15th European Signal Processing Conference (EUSIPCO 2007), Poznan, Poland, September 3-7, 2007, copyright by EURASIP
IMPROVED AUTOCORRELATION-BASED NOISE ROBUST SPEECH RECOGNITION USING KERNEL-BASED CROSS CORRELATION AND OVERESTIMATION PARAMETERS G. Farahani1, S.M. Ahadi1 and M.M. Homayounpour2 1
Electrical Engineering Department, 2Computer Engineering Department Amirkabir University of Technology Hafez Ave., Tehran 15914, Iran phone: + (9821) 44491790, 64543336, 64542722, fax: + (9821) 44491790, 66406469, 66495521 email:
[email protected],
[email protected],
[email protected] ABSTRACT This paper proposes a new algorithm to consider cross correlation between noise and clean speech signal when autocorrelation-based features have been used for robust speech recognition. Also, an overestimation parameter has been inserted in clean speech autocorrelation estimation. We have also adopted the normalization of mean and variance of energy and cepstral parameters as an extra means of further improving the speech recognition rate. We recently proposed a new approach for Autocorrelation-based Noise Subtraction (ANS). This method did not consider any possible cross correlation between noise and the clean speech signal. In this paper we have tried to consider this term during the estimation of clean speech signal autocorrelation. Our results on the Aurora2 corpus have shown that the recognition rate, when the cross correlation term is considered, is improved. Furthermore, taking into account the overestimation parameter further improves the results. 1. INTRODUCTION A main problem in the Automatic Speech Recognition (ASR) systems is the sensitivity of these systems to the environmental variations. When the speech recognition system is trained with clean speech data, its performance may degrade in real environment. The real environmental variations include the additive noise, channel distortion, voice reverberation and other interferences. Generally, the degradation in the speech recognition rate decreases with an increase in the signal to noise ratio (SNR). In low SNRs, this performance degradation is more obvious due to the larger mismatch between the train and test conditions. The most usual case of mismatch between the train and test conditions is the availability of additive noise. Therefore, most of the robust recognition methods assume the noise to be additive in frequency domain and stationary. In this paper, we will also consider the additive stationary noise case. The autocorrelation domain is known as a domain with certain robustness properties in noisy conditions. Some
Examples of such approaches include Short-time Modified Coherence (SMC) [1], One Sided Autocorrelation LPC (OSALPC) [2] and Relative Autocorrelation Sequence (RAS) [3]. More recently, methods such as Autocorrelation Mel Frequency Cepstral Coefficient (AMFCC) [4] and Differentiation of Autocorrelation Sequence (DAS) [5] have used the amplitude of autocorrelation sequence.

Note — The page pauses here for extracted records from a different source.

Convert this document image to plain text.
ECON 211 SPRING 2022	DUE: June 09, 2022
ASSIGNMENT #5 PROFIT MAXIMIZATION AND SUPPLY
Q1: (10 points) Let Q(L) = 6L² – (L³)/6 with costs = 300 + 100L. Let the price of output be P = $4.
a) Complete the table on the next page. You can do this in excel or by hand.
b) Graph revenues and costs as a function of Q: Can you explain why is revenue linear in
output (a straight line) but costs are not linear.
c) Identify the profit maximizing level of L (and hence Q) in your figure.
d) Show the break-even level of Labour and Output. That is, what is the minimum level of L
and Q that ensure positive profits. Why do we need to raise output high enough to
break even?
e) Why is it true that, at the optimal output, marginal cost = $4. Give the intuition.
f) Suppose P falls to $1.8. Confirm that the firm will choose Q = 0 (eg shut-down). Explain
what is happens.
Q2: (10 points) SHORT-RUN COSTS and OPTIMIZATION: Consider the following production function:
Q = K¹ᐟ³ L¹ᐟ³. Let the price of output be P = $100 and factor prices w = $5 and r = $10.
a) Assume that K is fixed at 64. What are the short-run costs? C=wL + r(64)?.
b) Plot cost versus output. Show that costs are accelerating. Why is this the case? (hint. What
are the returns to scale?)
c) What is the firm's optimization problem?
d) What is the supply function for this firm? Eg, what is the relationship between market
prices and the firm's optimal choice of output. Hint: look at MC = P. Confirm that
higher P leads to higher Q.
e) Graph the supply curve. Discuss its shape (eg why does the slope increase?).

There also exist some methods that have tried to use the phase of autocorrelation spectrum for feature vector extraction such as Phase AutoCorrelation (PAC)[6]. Although many efforts have been made to extract robust features from the signal autocorrelation sequence, the above mentioned methods suffer from disadvantages that prevent them from achieving the best performance among other methods. In this paper, first we will discuss the Autocorrelationbased Noise Subtraction method (ANS) [7]. This method assumes that there is no correlation between the clean speech signal and noise. We propose a modified approach by removing the uncorrelated speech and noise constraint used in ANS. Therefore, a cross correlation term is inserted in the formulation of the ANS method. Secondly, we apply an overestimation parameter to the noise autocorrelation sequence estimation. Similar to the Spectral Subtraction (SS) method [8], here, there could exist some unwanted errors such as phase, amplitude and cross correlation [9]. The solutions we provide here, are in fact introduced to overcome such error terms. Meanwhile, unlike spectral subtraction, in autocorrelation domain we do not need the flooring parameter. This means that we do not need to be concerned about an important problem, known as one of the major limitations in spectral subtraction. The organization of this paper is as follows. In section 2, the autocorrelation theory in relation to our overall proposed approach will be discussed. In section 3, we will describe the proposed algorithms and the parameter settings in our implementation. Section 4 includes the implementations and experiments and Section 5 concludes the paper.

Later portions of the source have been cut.